7.


«Hannah », dit Jack Jacques.

Elle lève la main et tend l’index, sans cesser de lire.

« Hannah, je vais être en retard.

— Je n’ai pas fini », répond-elle. Elle ajuste ses lunettes.

Jack roule jusqu’au bar, avale une gorgée de whisky, puis se sert une demi-pinte de bière.

« Retire toute cette énumération de lois. Ce n’est pas pour ton conseil ou pour une salle des ministres, mais pour des gens simples. On dirait que tu fanfaronnes.

— Mais je ne…

— Je le sais, mais pas tes auditeurs. » Elle fronce les sourcils. « Arrête de dire “je” et dis plutôt “nous”, sans quoi on pourrait penser que tu cherches à en profiter. Ton message, c’est qu’il ne s’agit pas d’un avantage politique. C’est une réparation nécessaire des torts commis.

— D’accord. Autre chose ? demande Jack.

— Non. Il est prêt. N’essaie pas de surjouer ou de le vendre. La nouvelle est assez importante en elle-même. Ne fais pas de pause en attendant des applaudissements et évite les gestes de victoire. »

Jack termine sa chope et la repose sur le comptoir. « Compris. Un petit baiser pour me porter chance ? »

Hannah s’approche pour l’embrasser sur la bouche, puis essuie la trace de rouge à lèvres.

« Tu y vas en fauteuil roulant ? demande-t-elle.

— Oui.

— Tu ne veux toujours pas une nouvelle jambe ?

— Peut-être une prothèse, répond-il en haussant les épaules.

— Comme tu veux. Koriko pourrait t’en faire pousser une en un clin d’œil.

— Non, merci.

— Tant que tu sais ce que tu fais… Tu es certain de ne pas vouloir que je sois à côté de toi ?

— Non, nous avons déjà dit que nous éviterions ce genre de conneries, pas vrai ? »

Il y a beaucoup de choses qu’ils ont accepté de ne pas faire, d’un commun accord, et leurs décisions restent en suspens dans le silence de la pièce.

Sortant de l’appartement, Jack est rejoint par ses gardes du corps et par Lora. Il n’y a pas loin jusqu’à la cour, où l’attend la presse. Il descend vers les journalistes alors que, par le passé, il s’adressait à eux depuis la galerie du premier étage. La résidence du maire, récemment reconstruite après avoir été partiellement détruite pendant l’insurrection, est moins décorée qu’avant. Durant cette période, l’administration vivait et travaillait surtout dans les sous-sols.

En fait, les journalistes n’ont pas besoin de venir en personne à la résidence. Ils s’y rendent pour exprimer leur respect ou leur fidélité envers la tradition des conférences de presse. Les drones de prise de vues autorisés survolent chacun d’eux. Certains mâchonnent encore les amuse-gueules distribués par le service de restauration, comme si l’arrivée de Jack Jacques les prenait par surprise.

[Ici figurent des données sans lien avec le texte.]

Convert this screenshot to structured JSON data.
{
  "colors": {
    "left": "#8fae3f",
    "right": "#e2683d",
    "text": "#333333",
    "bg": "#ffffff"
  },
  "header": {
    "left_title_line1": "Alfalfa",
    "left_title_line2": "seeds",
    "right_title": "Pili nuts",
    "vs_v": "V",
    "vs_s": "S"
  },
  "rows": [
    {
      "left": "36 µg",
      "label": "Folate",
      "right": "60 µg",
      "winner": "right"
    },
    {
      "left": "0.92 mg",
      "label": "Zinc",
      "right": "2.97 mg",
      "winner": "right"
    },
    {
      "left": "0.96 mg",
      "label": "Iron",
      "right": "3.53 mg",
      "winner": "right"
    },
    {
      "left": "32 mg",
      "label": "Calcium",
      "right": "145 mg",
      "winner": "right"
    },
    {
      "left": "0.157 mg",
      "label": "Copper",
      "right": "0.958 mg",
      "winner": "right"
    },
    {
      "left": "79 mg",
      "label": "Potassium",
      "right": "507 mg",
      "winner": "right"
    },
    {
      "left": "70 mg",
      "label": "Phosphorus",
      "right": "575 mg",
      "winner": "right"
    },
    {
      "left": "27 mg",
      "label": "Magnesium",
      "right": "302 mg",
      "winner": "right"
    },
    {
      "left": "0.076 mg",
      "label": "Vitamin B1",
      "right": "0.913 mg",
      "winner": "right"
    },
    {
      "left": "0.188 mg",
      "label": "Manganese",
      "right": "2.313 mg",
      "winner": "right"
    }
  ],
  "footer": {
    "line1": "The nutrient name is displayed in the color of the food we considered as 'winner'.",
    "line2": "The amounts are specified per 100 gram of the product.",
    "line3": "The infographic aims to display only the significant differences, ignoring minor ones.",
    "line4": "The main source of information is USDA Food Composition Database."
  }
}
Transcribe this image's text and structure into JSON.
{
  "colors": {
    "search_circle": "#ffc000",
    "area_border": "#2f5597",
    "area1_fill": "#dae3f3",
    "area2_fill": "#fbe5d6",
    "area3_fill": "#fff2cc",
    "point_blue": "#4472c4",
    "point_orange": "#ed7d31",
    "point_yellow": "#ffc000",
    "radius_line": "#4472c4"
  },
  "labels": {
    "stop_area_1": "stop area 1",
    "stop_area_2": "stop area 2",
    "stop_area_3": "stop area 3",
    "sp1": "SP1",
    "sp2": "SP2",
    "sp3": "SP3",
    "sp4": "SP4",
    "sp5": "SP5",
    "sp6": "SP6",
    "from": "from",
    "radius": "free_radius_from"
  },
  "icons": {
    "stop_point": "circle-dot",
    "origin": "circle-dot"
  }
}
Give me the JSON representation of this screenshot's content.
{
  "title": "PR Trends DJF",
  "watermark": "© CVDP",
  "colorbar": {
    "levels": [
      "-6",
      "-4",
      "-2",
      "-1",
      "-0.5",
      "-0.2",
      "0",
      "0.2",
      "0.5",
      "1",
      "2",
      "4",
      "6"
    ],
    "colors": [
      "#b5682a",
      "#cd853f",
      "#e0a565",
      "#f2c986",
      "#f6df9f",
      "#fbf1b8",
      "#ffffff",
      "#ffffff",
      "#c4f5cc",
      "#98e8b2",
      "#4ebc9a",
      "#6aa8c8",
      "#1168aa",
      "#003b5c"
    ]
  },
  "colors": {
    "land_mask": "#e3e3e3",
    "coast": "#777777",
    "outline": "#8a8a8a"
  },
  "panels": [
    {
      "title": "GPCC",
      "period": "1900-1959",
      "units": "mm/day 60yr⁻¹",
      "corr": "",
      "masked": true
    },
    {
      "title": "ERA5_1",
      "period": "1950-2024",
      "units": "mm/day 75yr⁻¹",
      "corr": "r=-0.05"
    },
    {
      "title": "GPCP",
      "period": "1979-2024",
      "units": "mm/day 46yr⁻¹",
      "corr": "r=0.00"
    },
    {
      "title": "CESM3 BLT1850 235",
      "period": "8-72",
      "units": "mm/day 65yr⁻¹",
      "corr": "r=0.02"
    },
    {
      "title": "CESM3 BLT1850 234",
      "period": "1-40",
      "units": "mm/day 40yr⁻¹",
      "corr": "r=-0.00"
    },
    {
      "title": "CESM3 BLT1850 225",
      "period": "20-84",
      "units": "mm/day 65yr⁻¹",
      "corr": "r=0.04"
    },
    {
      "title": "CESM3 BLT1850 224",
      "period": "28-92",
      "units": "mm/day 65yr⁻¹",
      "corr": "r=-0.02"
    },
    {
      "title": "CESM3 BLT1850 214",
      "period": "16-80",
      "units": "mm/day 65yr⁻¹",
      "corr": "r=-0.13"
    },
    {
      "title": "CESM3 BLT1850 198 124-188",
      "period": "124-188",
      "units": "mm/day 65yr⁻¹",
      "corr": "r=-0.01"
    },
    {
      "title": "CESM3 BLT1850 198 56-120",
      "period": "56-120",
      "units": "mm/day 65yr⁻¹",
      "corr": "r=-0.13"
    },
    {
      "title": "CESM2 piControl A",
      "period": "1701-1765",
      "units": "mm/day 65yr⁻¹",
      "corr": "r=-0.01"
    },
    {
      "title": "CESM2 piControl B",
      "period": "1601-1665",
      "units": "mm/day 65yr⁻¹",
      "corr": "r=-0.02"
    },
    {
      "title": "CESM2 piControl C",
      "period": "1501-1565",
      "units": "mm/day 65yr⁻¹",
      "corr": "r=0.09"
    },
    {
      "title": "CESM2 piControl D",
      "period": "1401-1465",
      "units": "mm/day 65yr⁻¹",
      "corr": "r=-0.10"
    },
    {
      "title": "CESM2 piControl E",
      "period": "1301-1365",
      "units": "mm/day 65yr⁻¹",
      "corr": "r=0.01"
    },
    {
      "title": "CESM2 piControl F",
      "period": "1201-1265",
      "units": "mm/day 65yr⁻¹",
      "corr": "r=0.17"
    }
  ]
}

« Merci à tous d’être ici aujourd’hui. L’allocution sera courte et je ne répondrai à aucune question. Après des mois de négociations, de débats et de consultations des individus et des groupes concernés, l’administration a pris sa décision. Son intention est de soutenir les droits de chacun, quels que soient son sexe ou ses préférences sexuelles, déclarées ou non. En particulier, nous allons abolir l’interdiction du mariage et de l’adoption pour les couples du même sexe, ainsi que les lois réprimant l’homosexualité, le travestisme, le traitement de la fertilité et d’autres comportements ou situations que je ne vais pas détailler maintenant. Un fichier d’information concernant la nouvelle législation sera transmis sur vos implants d’ici une minute. Permettez-moi de dire que l’homophobie n’est pas une conception africaine. Dans notre panthéon, le sexe des dieux est ambigu et cela n’a jamais posé de problème. Retrouvons notre tradition de tolérance. »

Quand il ferme son dossier et le reprend, la cour est submergée par le vacarme des journalistes qui ne peuvent s’empêcher d’aboyer simultanément leurs questions. Une voix en particulier parvient à dominer le tohu-bohu : « Monsieur, qu’avez-vous décidé à propos de ceux qui cherchent un asile chez nous ? »

Jack s’arrête, se retourne, remonte sur le podium. « Cela ne change rien. Rosewater continuera d’accepter tous ceux qui viennent chez nous de bonne foi. Autrement dit, si vous n’êtes pas un espion, vous êtes le bienvenu. »

Lora le tire par la manche et il s’éloigne.

 

Tandis qu’ils retournent vers le bureau, Lora examine un flux d’informations afin de savoir comment le discours a été reçu sur Nimbus. C’est une véritable explosion, qui se répand à travers les airs et les fibres optiques dans le monde connecté en quelques minutes. Comme prévu, une série de messages arrivent sur le téléphone de Jack, qui choisit de les ignorer.

« Monsieur, le président du Nigeria essaie de vous joindre, dit Lora.

— Il veut m’envoyer une autre photo de bite ?

— Ses conseillers disent qu’il désire une rencontre au sommet. »

Pas étonnant. « Chargez-vous de l’organisation. »

Un de ses gardes du corps le pousse alors vers un mur. « Restez derrière moi, monsieur. »

Des ombres frénétiques et mouchetées, accompagnées par les exclamations des journalistes.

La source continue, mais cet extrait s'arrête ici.